Dalam dakwah, adakalanya muncul afaat (penghalang) pada situasi yang tiba tiba. Saat memulai justru pengajalang itu tiba, menjadi beban yang berat untuk bergerak. Ada beban dipikiran tentang telepon orang tua yang meminta pulang dari tempat tugas. Adakalanya bisikan antara mengambil keputusan menikah atau melanjutkan studi. Bahkan, antara dakwah atau melakukan kegiatan dunia yang jauh , bahkan kehilangan waktu luang untuk bersama dalam dakwah.

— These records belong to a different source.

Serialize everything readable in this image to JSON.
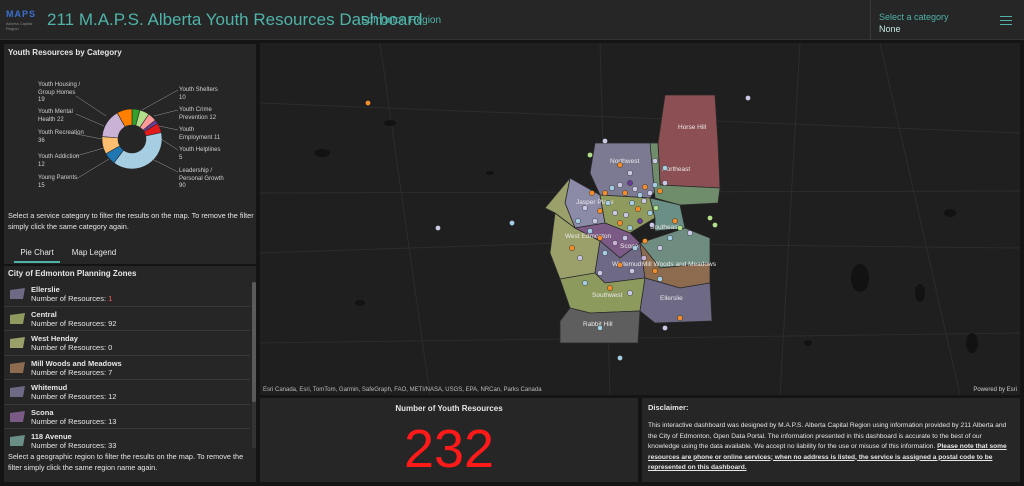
{
  "header": {
    "logo_text": "MAPS",
    "logo_tagline": "Alberta Capital Region",
    "title": "211 M.A.P.S. Alberta Youth Resources Dashboard",
    "subtitle": "Edmonton Region",
    "category_selector": {
      "label": "Select a category",
      "value": "None"
    },
    "menu_icon": "hamburger-menu-icon"
  },
  "pie_panel": {
    "title": "Youth Resources by Category",
    "note": "Select a service category to filter the results on the map. To remove the filter simply click the same category again.",
    "chart_data": {
      "type": "pie",
      "title": "Youth Resources by Category",
      "series": [
        {
          "label": "Leadership / Personal Growth",
          "value": 90,
          "color": "#a6cee3"
        },
        {
          "label": "Youth Recreation",
          "value": 36,
          "color": "#cab2d6"
        },
        {
          "label": "Youth Mental Health",
          "value": 22,
          "color": "#fdbf6f"
        },
        {
          "label": "Youth Housing / Group Homes",
          "value": 19,
          "color": "#ff7f00"
        },
        {
          "label": "Young Parents",
          "value": 15,
          "color": "#1f78b4"
        },
        {
          "label": "Youth Crime Prevention",
          "value": 12,
          "color": "#b2df8a"
        },
        {
          "label": "Youth Addiction",
          "value": 12,
          "color": "#e31a1c"
        },
        {
          "label": "Youth Employment",
          "value": 11,
          "color": "#fb9a99"
        },
        {
          "label": "Youth Shelters",
          "value": 10,
          "color": "#33a02c"
        },
        {
          "label": "Youth Helplines",
          "value": 5,
          "color": "#6a3d9a"
        }
      ]
    },
    "labels": {
      "housing": [
        "Youth Housing /",
        "Group Homes",
        "19"
      ],
      "mental": [
        "Youth Mental",
        "Health 22"
      ],
      "recreation": [
        "Youth Recreation",
        "36"
      ],
      "addiction": [
        "Youth Addiction",
        "12"
      ],
      "parents": [
        "Young Parents",
        "15"
      ],
      "shelters": [
        "Youth Shelters",
        "10"
      ],
      "crime": [
        "Youth Crime",
        "Prevention 12"
      ],
      "employment": [
        "Youth",
        "Employment 11"
      ],
      "helplines": [
        "Youth Helplines",
        "5"
      ],
      "leadership": [
        "Leadership /",
        "Personal Growth",
        "90"
      ]
    }
  },
  "tabs": [
    "Pie Chart",
    "Map Legend"
  ],
  "zones_panel": {
    "title": "City of Edmonton Planning Zones",
    "count_prefix": "Number of Resources: ",
    "zones": [
      {
        "name": "Ellerslie",
        "count": "1",
        "color": "#6e6a86"
      },
      {
        "name": "Central",
        "count": "92",
        "color": "#8e9a5e"
      },
      {
        "name": "West Henday",
        "count": "0",
        "color": "#9ba06a"
      },
      {
        "name": "Mill Woods and Meadows",
        "count": "7",
        "color": "#8c6b4f"
      },
      {
        "name": "Whitemud",
        "count": "12",
        "color": "#6e6a86"
      },
      {
        "name": "Scona",
        "count": "13",
        "color": "#7b5b86"
      },
      {
        "name": "118 Avenue",
        "count": "33",
        "color": "#6a8f86"
      }
    ],
    "note": "Select a geographic region to filter the results on the map. To remove the filter simply click the same region name again."
  },
  "map": {
    "zone_labels": {
      "horse_hill": "Horse Hill",
      "northwest": "Northwest",
      "northeast": "Northeast",
      "jasper_place": "Jasper Place",
      "west_edmonton": "West Edmonton",
      "southeast": "Southeast",
      "whitemud": "Whitemud",
      "mill_woods": "Mill Woods and Meadows",
      "southwest": "Southwest",
      "ellerslie": "Ellerslie",
      "rabbit_hill": "Rabbit Hill",
      "scona": "Scona",
      "central": "Central"
    },
    "attribution": "Esri Canada, Esri, TomTom, Garmin, SafeGraph, FAO, METI/NASA, USGS, EPA, NRCan, Parks Canada",
    "powered_by": "Powered by Esri"
  },
  "count_panel": {
    "title": "Number of Youth Resources",
    "value": "232",
    "value_color": "#ff1a1a"
  },
  "disclaimer": {
    "title": "Disclaimer:",
    "body": "This interactive dashboard was designed by M.A.P.S. Alberta Capital Region using information provided by 211 Alberta and the City of Edmonton, Open Data Portal. The information presented in this dashboard is accurate to the best of our knowledge using the data available. We accept no liability for the use or misuse of this information.",
    "underlined": "Please note that some resources are phone or online services; when no address is listed, the service is assigned a postal code to be represented on this dashboard."
  }
}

Padahal, harapan masyarakat terhadap juru dakwah sangat dinantikan. Atau kondisi kerusakan sedang berlangsung dihadapan mata. Saat sedang kondisi demikian, bisikan itu datang kembali, “biarkan dakwah diurus oleh ahlinya, atau yang lainya. Saya mau urus urusan pribadi dan keluarga saja. Toh, dakwah tanpa saya pun, sudah jalan”. Begitulah godaan itu, datang dan pergi menyusup dalam sanubari.
Agar mundur teratur rapi, maka kemudian membuat berbagai alasan. Orang tua dikampung dibawa bawa, anak istri dan bahkan kesehatan dipaparkan sebagai alasan, agar tugas dakwah bisa dinego. Ya memang, alasan akan bisa kita jadikan sebab bolehnya sesuatu itu diambil. Apalagi kaidah ushul menyebutkan, “Asal segala sesuatu itu adalah dibolehkan”.
Sakit, berobat, menikah, mencari nafkah, adalah illat (alasan) dibolehkanya melakukan pengambilan keputusan. Begitulah syariah Islam ini mengatur dan memposisikan manusia sebagai makhluk yang bisa memilih. Tapi ingatlah, sesungguhnya dakwah bukanlah suatu pilihan, dalam makna bisa ditinggalkan dan tak mengambil bagian.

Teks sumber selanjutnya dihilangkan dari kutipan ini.